Monday, October 26, 2009

Workflow

I am a heavy amateur photographer and I am being crushed by data. My rinky-dink desktop is choking trying to handle the volume that my raw files dish it. I currently have over 22,000 pictures that I have taken in the last 4 years or so, so in another 4 years…oh I don’t even want to think about it. I was talking to a fellow photographer about the importance of workflow and I realized that I did not really have a workflow, bummer.

So what is a workflow in the first place? For digital photography, I would define it as how your photos go from raw data files in your camera to final product – which would be defined by the job (from a web album to framed prints). Right now my workflow involves downloading the files, saving them by a crazy date list that I would have to be some sort of history nut to remember. Then praying like crazy that nothing happens to my external hard drive that houses all that precious data. Think I need a change???

One thing I have always heard is that you need to have at least 3 copies of any data in 2 places…so I will try to incorporate that into my mix. I have also heard that your post processing time should be double your shoot time, so a 2 hour shoot equals 4 hours of post.

Here is my contingent plan – highly subject to change:
1 – Download pictures to internal hard drive.

2 – Burn a DVD of the original raw files. This way there is at least one copy on disk that has not been messed with in any way. (storage 1). Delete pictures from memory card on camera (I am totally committed a this point).

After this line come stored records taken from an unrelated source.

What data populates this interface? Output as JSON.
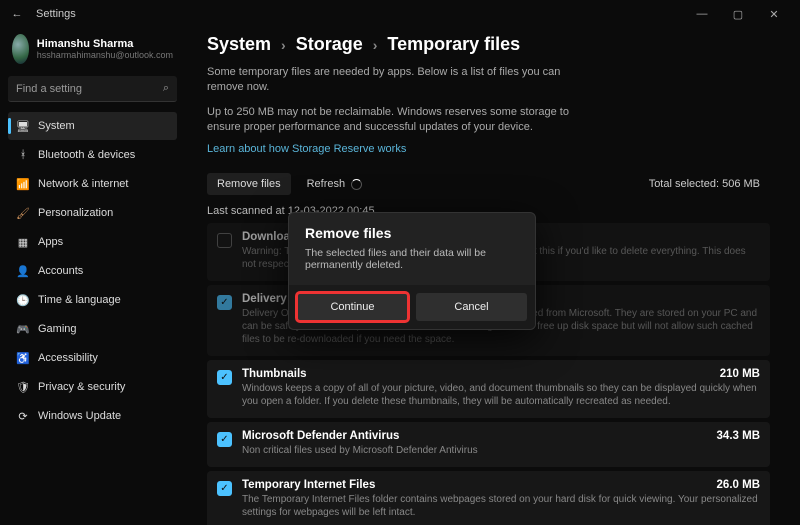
{
  "titlebar": {
    "title": "Settings"
  },
  "user": {
    "name": "Himanshu Sharma",
    "email": "hssharmahimanshu@outlook.com"
  },
  "search": {
    "placeholder": "Find a setting"
  },
  "nav": [
    {
      "icon": "🖥",
      "label": "System",
      "active": true
    },
    {
      "icon": "ᚼ",
      "label": "Bluetooth & devices"
    },
    {
      "icon": "📶",
      "label": "Network & internet",
      "color": "#4cc2ff"
    },
    {
      "icon": "🖌",
      "label": "Personalization",
      "color": "#c98f5a"
    },
    {
      "icon": "▦",
      "label": "Apps"
    },
    {
      "icon": "👤",
      "label": "Accounts"
    },
    {
      "icon": "🕒",
      "label": "Time & language"
    },
    {
      "icon": "🎮",
      "label": "Gaming"
    },
    {
      "icon": "♿",
      "label": "Accessibility"
    },
    {
      "icon": "🛡",
      "label": "Privacy & security"
    },
    {
      "icon": "⟳",
      "label": "Windows Update"
    }
  ],
  "breadcrumb": [
    "System",
    "Storage",
    "Temporary files"
  ],
  "intro1": "Some temporary files are needed by apps. Below is a list of files you can remove now.",
  "intro2": "Up to 250 MB may not be reclaimable. Windows reserves some storage to ensure proper performance and successful updates of your device.",
  "link": "Learn about how Storage Reserve works",
  "actions": {
    "remove": "Remove files",
    "refresh": "Refresh",
    "total_label": "Total selected:",
    "total_value": "506 MB"
  },
  "last_scan": "Last scanned at 12-03-2022 00:45",
  "items": [
    {
      "checked": false,
      "title": "Downloads",
      "size": "",
      "desc": "Warning: These are files in your personal Downloads folder. Select this if you'd like to delete everything. This does not respect your Storage Sense configuration."
    },
    {
      "checked": true,
      "title": "Delivery Optimization Files",
      "size": "",
      "desc": "Delivery Optimization files are files that were previously downloaded from Microsoft. They are stored on your PC and can be safely deleted or uploaded to other PCs. Deleting them will free up disk space but will not allow such cached files to be re-downloaded if you need the space."
    },
    {
      "checked": true,
      "title": "Thumbnails",
      "size": "210 MB",
      "desc": "Windows keeps a copy of all of your picture, video, and document thumbnails so they can be displayed quickly when you open a folder. If you delete these thumbnails, they will be automatically recreated as needed."
    },
    {
      "checked": true,
      "title": "Microsoft Defender Antivirus",
      "size": "34.3 MB",
      "desc": "Non critical files used by Microsoft Defender Antivirus"
    },
    {
      "checked": true,
      "title": "Temporary Internet Files",
      "size": "26.0 MB",
      "desc": "The Temporary Internet Files folder contains webpages stored on your hard disk for quick viewing. Your personalized settings for webpages will be left intact."
    }
  ],
  "modal": {
    "title": "Remove files",
    "body": "The selected files and their data will be permanently deleted.",
    "continue": "Continue",
    "cancel": "Cancel"
  }
}
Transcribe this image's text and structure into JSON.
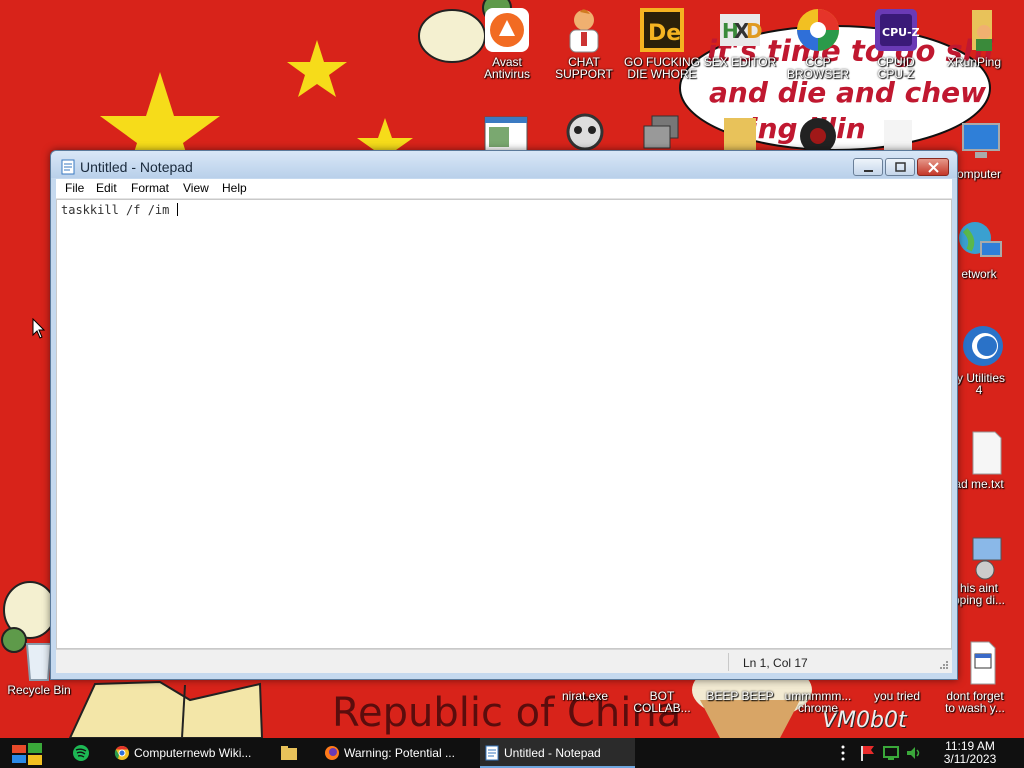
{
  "wallpaper": {
    "banner_line1": "it's time to go shi",
    "banner_line2": "and die and chew",
    "banner_line3": "ing illin",
    "bottom_text": "Republic of China",
    "signature": "VM0b0t",
    "colors": {
      "background": "#d8231a",
      "star": "#f6dc1a"
    }
  },
  "desktop_icons": [
    {
      "id": "avast",
      "label": "Avast\nAntivirus",
      "icon": "avast-icon"
    },
    {
      "id": "chat-support",
      "label": "CHAT\nSUPPORT",
      "icon": "support-agent-icon"
    },
    {
      "id": "go-die",
      "label": "GO FUCKING\nDIE WHORE",
      "icon": "de-icon"
    },
    {
      "id": "hxd",
      "label": "SEX EDITOR",
      "icon": "hxd-hex-editor-icon"
    },
    {
      "id": "ccp-browser",
      "label": "CCP\nBROWSER",
      "icon": "colorful-browser-icon"
    },
    {
      "id": "cpuz",
      "label": "CPUID\nCPU-Z",
      "icon": "cpuz-icon"
    },
    {
      "id": "xrunping",
      "label": "XRunPing",
      "icon": "folder-user-icon"
    },
    {
      "id": "computer",
      "label": "omputer",
      "icon": "computer-monitor-icon"
    },
    {
      "id": "network",
      "label": "etwork",
      "icon": "network-globe-icon"
    },
    {
      "id": "glary",
      "label": "ry Utilities\n4",
      "icon": "glary-utilities-icon"
    },
    {
      "id": "readme",
      "label": "ad me.txt",
      "icon": "text-file-icon"
    },
    {
      "id": "this-aint",
      "label": "his aint\npping di...",
      "icon": "computer-disc-icon"
    },
    {
      "id": "recycle-bin",
      "label": "Recycle Bin",
      "icon": "recycle-bin-icon"
    },
    {
      "id": "nirat",
      "label": "nirat.exe",
      "icon": "exe-icon"
    },
    {
      "id": "bot-collab",
      "label": "BOT\nCOLLAB...",
      "icon": "bot-icon"
    },
    {
      "id": "beep-beep",
      "label": "BEEP BEEP",
      "icon": "beep-icon"
    },
    {
      "id": "ummm-chrome",
      "label": "ummmmm...\nchrome",
      "icon": "chrome-shortcut-icon"
    },
    {
      "id": "you-tried",
      "label": "you tried",
      "icon": "you-tried-icon"
    },
    {
      "id": "dont-forget",
      "label": "dont forget\nto wash y...",
      "icon": "calendar-file-icon"
    }
  ],
  "notepad": {
    "title": "Untitled - Notepad",
    "menu": [
      "File",
      "Edit",
      "Format",
      "View",
      "Help"
    ],
    "content": "taskkill /f /im ",
    "status_position": "Ln 1, Col 17"
  },
  "taskbar": {
    "tasks": [
      {
        "label": "Computernewb Wiki...",
        "icon": "chrome-icon"
      },
      {
        "label": "Warning: Potential ...",
        "icon": "firefox-icon"
      },
      {
        "label": "Untitled - Notepad",
        "icon": "notepad-icon",
        "active": true
      }
    ],
    "clock_time": "11:19 AM",
    "clock_date": "3/11/2023"
  }
}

3 – Send the pictures to a cloud (storage 2).

4 – Copy pictures to external hard drive. (storage 3). At this point there are three copies of the originals.

5 – Return to internal hard drive and make a list of ‘keepers’. The best of the best, and the ones worth looking at. Delete the rest off the internal hard drive.

6 – Begin editing my work, saving it in a file that ends in ‘share’.

7 – When complete with editing, burn a DVD with an event title, date, and client name (1 copy).

8 – Upload the file to my website, flickr, or cloud storage (copy 2).

9 - Copy the file to external drive (copy 3).

10 – Keep on hard drive for 3 months, then delete to save space.
Whew, that was exhausting. A 10 step work flow…hmmmm, let’s see if it will work!